Carnegie Foundation Selects Southwestern for Groundbreaking Legal Education Study
Southwestern has been chosen as one of ten law schools by The Carnegie Foundation for the Advancement of Teaching to participate in a consortium on the future of legal education. As a member of this eminent group, Southwestern is one of two California schools, along with Stanford, to be included in the project that will develop recommendations on law school curricula and skills training over the next few years. They will be joined by the City University of New York School of Law, Georgetown University Law Center, Harvard Law School, Indiana University-Bloomington School of Law, New York University School of Law, University of Dayton School of Law, University of New Mexico School of Law, and Vanderbilt Law School.
According to Dean Bryant Garth, "Based on my own research and involvement with legal education and the profession over the past several decades, I am convinced that the Carnegie Foundation is pointed in the right direction in influencing the reform of the teaching of law. We are honored that Southwestern has been selected to play a key role in this effort to help provide law students around the country with the tools they need to successfully prepare for - and reinvigorate - the profession."

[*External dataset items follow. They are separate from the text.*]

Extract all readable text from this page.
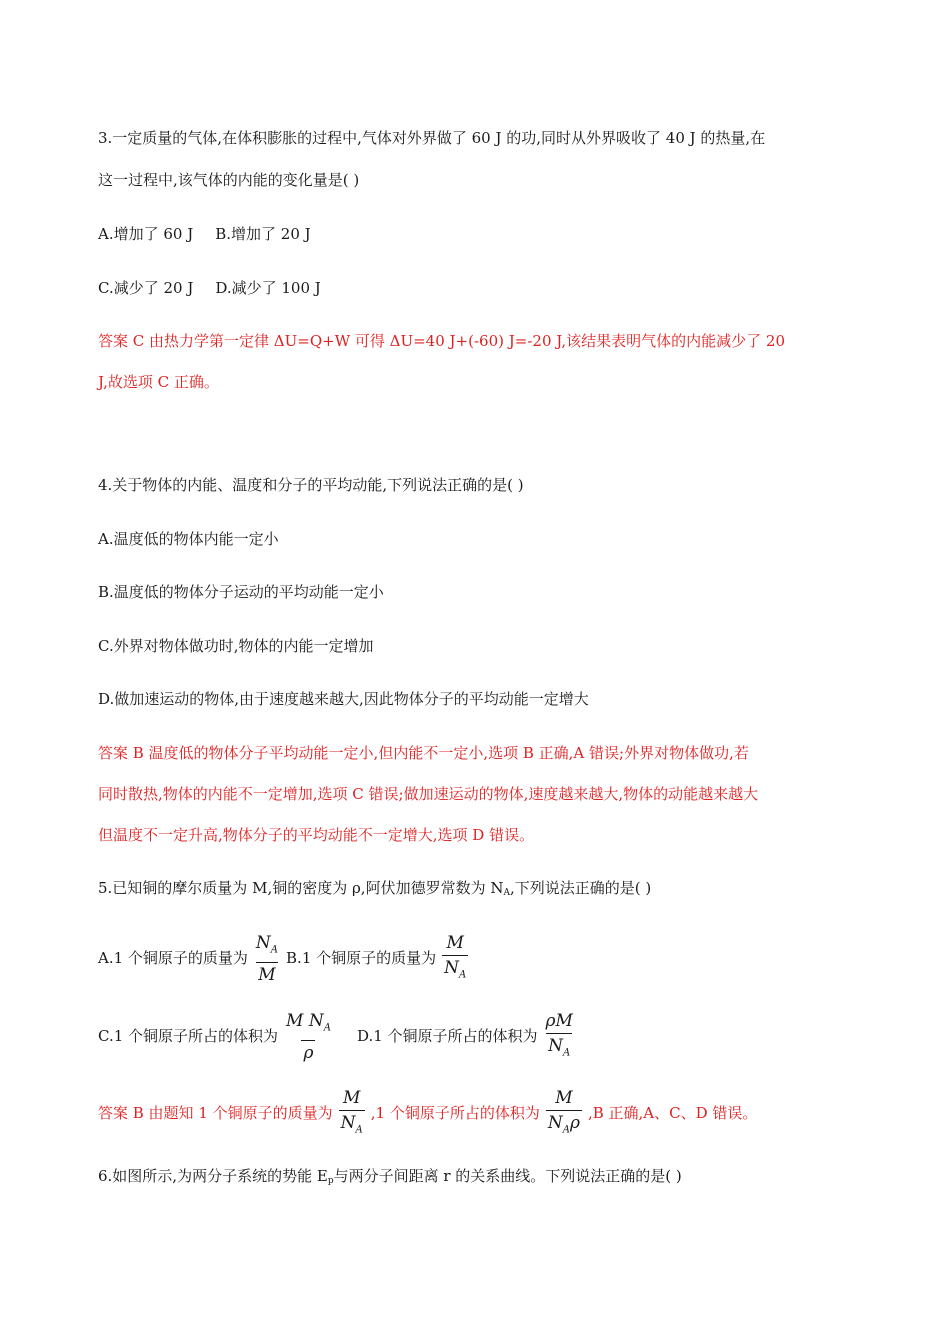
3.一定质量的气体,在体积膨胀的过程中,气体对外界做了 60 J 的功,同时从外界吸收了 40 J 的热量,在
这一过程中,该气体的内能的变化量是( )
A.增加了 60 J B.增加了 20 J
C.减少了 20 J D.减少了 100 J
答案 C 由热力学第一定律 ΔU=Q+W 可得 ΔU=40 J+(-60) J=-20 J,该结果表明气体的内能减少了 20
J,故选项 C 正确。
4.关于物体的内能、温度和分子的平均动能,下列说法正确的是( )
A.温度低的物体内能一定小
B.温度低的物体分子运动的平均动能一定小
C.外界对物体做功时,物体的内能一定增加
D.做加速运动的物体,由于速度越来越大,因此物体分子的平均动能一定增大
答案 B 温度低的物体分子平均动能一定小,但内能不一定小,选项 B 正确,A 错误;外界对物体做功,若
同时散热,物体的内能不一定增加,选项 C 错误;做加速运动的物体,速度越来越大,物体的动能越来越大
但温度不一定升高,物体分子的平均动能不一定增大,选项 D 错误。
5.已知铜的摩尔质量为 M,铜的密度为 ρ,阿伏加德罗常数为 $N_A$,下列说法正确的是( )
A.1 个铜原子的质量为 $\frac{N_A}{M} B.1$ 个铜原子的质量为 $\frac{M}{N_A}$
C.1 个铜原子所占的体积为 $\frac{M N_A}{\rho} D.1$ 个铜原子所占的体积为 $\frac{\rho M}{N_A}$
答案 B 由题知 1 个铜原子的质量为 $\frac{M}{N_A} ,1$ 个铜原子所占的体积为 $\frac{M}{N_A\rho} ,B$ 正确,A、C、D 错误。
6.如图所示,为两分子系统的势能 $E_p$与两分子间距离 r 的关系曲线。下列说法正确的是( )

The Carnegie Foundation chose Southwestern and the other law schools for "[being] in the vanguard of assessing their own curricula in recent years." The Foundation also recently recognized Southwestern in the new book, Educating Lawyers: Preparation for the Profession of Law (Jossey-Bass, 2007), presenting the law school as one that is "already addressing the need for a more dynamic, integrated curriculum." Dean Garth's research was cited several times in the report as well.
Established in 1905, the Carnegie Foundation for the Advancement of Teaching is an independent policy and research center focused on improving education on all levels. The legal education initiative is being spearheaded by the Foundation's president, Lee Schulman, and Stanford's Dean Larry Kramer. The Southwestern contingent will include Dean Garth, Associate Dean Christopher Cameron, and Professor Catherine Carpenter, who will attend the first meetings to be held in early December at Stanford University. Preliminary discussions will revolve around issues of doctrinal and analytical content and teaching, lawyering skills, and professional values and identity.